BKPM chief Bahlil Lahadalia said the figures showed that foreign and domestic investors were no longer concentrated in Java, with investors now factoring in the availability of infrastructure in regions other than the country's most populous island in supporting their projects.
"We had an increase in investment realisation, notably FDI, in the fourth quarter of 2020 in locations such as North Maluku and other eastern Indonesian regions," he said in January. "This is an indication that foreign investors are ready to conduct business in regions that were previously not perceived as potential investment destinations."
Overall, the agency reported a 2.1% rise in investment realisation of domestic and foreign projects to 826 trillion rupiah, from 809 trillion in 2019, despite the contraction caused by the pandemic. The figure slightly surpassed the initial target of 817.2 trillion rupiah, with domestic direct investment contributing more than foreign commitments.
But economists say the target-beating figure did not really reflect the reality on the ground.
"It was mainly due to investment licences being issued.
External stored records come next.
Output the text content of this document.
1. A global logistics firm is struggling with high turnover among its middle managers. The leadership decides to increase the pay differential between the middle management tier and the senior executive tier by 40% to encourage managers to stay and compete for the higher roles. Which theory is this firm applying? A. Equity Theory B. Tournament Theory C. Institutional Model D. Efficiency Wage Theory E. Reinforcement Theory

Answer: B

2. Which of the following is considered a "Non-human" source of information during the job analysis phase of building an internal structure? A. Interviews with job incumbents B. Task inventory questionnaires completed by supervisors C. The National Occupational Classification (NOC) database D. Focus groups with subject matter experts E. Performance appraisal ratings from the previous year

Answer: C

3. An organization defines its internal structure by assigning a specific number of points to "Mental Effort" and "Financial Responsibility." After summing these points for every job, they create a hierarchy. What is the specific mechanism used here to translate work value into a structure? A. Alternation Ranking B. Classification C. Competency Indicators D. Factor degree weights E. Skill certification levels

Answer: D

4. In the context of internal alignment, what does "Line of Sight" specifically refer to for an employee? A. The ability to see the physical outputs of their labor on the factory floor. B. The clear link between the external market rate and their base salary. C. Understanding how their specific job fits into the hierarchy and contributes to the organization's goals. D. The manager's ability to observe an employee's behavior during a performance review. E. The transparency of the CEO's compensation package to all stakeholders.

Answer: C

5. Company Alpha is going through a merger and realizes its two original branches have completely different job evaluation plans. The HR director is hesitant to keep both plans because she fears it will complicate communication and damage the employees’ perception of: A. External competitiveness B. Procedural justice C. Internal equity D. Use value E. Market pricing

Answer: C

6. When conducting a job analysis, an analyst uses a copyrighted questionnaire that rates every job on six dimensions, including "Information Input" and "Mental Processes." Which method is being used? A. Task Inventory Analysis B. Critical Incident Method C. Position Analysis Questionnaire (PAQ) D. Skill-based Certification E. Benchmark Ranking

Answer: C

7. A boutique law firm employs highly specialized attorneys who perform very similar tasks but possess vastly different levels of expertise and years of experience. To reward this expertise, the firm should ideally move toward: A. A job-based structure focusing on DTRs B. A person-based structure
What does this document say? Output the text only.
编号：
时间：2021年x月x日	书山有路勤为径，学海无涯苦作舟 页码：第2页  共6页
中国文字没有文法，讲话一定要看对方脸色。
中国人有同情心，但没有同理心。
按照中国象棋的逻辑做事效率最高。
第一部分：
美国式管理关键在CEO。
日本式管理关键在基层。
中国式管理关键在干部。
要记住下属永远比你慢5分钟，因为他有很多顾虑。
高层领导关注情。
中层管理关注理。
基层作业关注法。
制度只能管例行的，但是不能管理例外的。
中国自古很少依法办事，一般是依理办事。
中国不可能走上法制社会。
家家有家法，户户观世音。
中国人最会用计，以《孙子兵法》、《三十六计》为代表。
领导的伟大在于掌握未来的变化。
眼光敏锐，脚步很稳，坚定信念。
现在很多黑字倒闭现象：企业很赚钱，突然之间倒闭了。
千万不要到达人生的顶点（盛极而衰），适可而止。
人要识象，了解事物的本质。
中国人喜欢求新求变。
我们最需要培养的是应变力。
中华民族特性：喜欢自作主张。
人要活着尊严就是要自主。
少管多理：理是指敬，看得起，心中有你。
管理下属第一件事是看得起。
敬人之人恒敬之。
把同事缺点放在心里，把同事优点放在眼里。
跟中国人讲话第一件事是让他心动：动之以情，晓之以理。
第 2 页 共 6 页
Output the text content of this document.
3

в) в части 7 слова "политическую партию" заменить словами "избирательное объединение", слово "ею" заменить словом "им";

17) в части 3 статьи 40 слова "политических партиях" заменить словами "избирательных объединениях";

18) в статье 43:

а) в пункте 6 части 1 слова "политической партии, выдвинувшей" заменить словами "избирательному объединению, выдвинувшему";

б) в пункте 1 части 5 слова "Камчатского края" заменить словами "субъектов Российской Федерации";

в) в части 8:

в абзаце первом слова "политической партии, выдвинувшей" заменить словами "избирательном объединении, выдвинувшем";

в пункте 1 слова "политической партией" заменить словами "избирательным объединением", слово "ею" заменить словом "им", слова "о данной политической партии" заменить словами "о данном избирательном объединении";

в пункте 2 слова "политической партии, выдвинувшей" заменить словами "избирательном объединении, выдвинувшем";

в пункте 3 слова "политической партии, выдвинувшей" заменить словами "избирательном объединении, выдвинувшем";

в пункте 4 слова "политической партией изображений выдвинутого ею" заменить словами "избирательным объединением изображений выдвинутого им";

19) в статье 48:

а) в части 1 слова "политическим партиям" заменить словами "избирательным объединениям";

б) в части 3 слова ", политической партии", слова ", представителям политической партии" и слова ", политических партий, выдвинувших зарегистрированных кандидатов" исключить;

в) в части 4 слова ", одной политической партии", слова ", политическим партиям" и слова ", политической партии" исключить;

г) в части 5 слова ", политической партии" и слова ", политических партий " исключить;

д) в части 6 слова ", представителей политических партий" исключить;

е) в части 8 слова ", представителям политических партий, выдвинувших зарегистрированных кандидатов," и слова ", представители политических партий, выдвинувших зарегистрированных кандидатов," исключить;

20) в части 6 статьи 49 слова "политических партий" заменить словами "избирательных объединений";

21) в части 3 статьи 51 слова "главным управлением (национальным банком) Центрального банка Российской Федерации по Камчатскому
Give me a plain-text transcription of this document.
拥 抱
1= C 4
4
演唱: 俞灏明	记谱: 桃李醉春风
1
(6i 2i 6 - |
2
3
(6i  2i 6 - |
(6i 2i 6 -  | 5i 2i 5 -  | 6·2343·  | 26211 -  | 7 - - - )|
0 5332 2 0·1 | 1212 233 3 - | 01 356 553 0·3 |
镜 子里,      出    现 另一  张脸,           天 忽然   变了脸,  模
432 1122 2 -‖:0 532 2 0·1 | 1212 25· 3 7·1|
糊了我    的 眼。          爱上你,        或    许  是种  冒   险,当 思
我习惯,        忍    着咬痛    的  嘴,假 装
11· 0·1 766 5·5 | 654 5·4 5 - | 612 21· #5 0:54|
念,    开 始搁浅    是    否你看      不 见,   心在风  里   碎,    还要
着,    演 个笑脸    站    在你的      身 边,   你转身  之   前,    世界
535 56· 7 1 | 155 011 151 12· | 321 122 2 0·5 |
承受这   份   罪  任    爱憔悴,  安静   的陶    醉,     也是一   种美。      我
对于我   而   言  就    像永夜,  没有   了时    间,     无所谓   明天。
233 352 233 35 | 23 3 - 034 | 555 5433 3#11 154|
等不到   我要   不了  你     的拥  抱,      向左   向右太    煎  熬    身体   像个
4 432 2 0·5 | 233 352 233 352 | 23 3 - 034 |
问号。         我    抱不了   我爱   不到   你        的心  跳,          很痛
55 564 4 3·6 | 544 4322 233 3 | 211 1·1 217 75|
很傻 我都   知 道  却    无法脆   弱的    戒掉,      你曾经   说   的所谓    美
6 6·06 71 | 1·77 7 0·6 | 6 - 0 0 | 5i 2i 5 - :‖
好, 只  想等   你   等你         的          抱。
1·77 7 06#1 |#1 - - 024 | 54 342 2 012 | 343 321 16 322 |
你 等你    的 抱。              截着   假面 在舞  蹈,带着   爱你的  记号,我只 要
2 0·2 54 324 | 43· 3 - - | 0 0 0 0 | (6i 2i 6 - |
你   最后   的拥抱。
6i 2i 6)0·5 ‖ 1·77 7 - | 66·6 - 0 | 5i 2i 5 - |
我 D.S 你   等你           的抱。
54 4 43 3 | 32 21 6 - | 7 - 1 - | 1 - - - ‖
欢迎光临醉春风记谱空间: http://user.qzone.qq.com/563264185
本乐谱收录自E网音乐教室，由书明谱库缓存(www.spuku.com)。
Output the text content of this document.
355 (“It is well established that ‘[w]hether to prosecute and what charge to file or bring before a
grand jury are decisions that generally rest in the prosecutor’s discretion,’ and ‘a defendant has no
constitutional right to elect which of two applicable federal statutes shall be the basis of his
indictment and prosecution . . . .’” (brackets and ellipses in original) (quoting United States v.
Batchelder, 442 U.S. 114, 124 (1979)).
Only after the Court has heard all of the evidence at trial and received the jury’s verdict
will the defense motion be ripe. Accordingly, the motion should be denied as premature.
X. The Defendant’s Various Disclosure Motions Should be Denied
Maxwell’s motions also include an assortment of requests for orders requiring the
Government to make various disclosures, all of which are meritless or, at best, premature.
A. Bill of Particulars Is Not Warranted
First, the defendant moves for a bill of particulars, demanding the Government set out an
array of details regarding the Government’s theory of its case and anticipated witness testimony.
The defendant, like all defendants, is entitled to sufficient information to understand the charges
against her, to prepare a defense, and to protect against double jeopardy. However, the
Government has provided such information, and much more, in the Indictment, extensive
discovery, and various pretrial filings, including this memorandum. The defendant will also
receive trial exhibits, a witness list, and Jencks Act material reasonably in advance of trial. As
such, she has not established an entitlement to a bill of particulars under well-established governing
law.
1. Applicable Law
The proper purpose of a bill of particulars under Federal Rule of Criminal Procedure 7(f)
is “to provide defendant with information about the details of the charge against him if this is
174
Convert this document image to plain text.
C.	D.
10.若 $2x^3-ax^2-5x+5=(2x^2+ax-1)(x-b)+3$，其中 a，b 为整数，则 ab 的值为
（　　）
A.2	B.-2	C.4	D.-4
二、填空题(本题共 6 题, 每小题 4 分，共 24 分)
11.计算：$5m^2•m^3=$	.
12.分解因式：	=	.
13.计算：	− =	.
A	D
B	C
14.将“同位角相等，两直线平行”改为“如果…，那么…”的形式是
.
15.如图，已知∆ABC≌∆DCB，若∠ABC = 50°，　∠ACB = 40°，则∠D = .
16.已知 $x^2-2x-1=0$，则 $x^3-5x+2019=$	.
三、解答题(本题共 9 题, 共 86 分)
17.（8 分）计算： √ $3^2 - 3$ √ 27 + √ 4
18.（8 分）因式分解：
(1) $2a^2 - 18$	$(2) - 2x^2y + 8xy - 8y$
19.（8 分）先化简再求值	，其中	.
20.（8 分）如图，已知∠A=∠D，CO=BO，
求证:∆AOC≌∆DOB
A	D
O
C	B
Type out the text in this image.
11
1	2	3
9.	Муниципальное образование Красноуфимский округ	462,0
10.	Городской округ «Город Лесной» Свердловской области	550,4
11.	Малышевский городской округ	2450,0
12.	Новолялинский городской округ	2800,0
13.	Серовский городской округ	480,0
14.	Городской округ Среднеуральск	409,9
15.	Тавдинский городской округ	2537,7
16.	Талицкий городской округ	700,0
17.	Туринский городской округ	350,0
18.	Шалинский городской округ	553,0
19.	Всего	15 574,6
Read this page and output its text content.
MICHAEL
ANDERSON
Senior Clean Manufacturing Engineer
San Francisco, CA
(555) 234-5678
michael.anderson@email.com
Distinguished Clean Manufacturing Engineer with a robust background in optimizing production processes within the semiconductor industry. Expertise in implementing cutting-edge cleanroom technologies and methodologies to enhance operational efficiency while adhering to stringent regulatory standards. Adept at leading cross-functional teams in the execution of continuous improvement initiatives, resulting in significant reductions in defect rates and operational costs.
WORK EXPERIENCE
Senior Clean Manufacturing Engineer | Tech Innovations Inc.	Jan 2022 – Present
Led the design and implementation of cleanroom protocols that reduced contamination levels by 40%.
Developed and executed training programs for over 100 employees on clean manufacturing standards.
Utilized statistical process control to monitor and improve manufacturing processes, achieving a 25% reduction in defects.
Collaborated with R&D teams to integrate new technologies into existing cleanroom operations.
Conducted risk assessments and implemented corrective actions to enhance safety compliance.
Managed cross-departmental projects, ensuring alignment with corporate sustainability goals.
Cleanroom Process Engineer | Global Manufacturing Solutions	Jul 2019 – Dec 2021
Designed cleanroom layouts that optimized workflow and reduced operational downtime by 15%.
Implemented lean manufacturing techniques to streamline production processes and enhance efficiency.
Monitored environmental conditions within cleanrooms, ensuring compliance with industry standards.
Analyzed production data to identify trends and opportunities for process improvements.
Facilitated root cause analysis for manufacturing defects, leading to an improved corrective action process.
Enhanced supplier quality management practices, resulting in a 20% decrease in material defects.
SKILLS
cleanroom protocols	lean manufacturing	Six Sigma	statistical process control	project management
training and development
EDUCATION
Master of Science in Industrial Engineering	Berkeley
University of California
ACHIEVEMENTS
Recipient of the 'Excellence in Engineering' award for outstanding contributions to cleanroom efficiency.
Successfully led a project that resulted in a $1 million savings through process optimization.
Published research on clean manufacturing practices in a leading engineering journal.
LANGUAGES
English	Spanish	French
It is now much easier to submit applications for investment permits, and there is a fiscal incentive for investors who regularly report their investment realisation progress," said Andry Satrio Nugroho, an economic researcher at the Institute for Development of Economics and Finance (Indef).
Singapore remains the top source of foreign direct investment, accounting for $9.8 billion worth of projects, or 34.1% of overall FDI. However, this reflects that fact that the neighbouring city-state is a funding hub for many of the 15,088 projects earmarked for Indonesia last year.
China came second with $4.8 billion, followed by Hong Kong ($3.5 billion), Japan ($2.6 billion) and South Korea ($1.8 billion).
Mr Nugroho of Indef said Indonesia was not seeing as many investment benefits from China as it might have expected, as China's recovery remains limited and the economy there is not yet back to prime pre-pandemic levels.
The pandemic will remain a stumbling block in achieving economic revival this year despite a national vaccine drive to inoculate 181 million people out of Indonesia's 270 million population in order to reach herd immunity.
President Widodo has expressed confidence, however, that the coronavirus vaccine will be the "game changer" to revive the economy.
"The limited vaccine availability to meet our big national demand could pose limitations for us to procure enough vaccine for the next three years," said Indef director Tauhid Ahmad
"The government needs to make sure that we will really have enough vaccines within this year. If it is too late, our economic recovery goals will just remain a dream."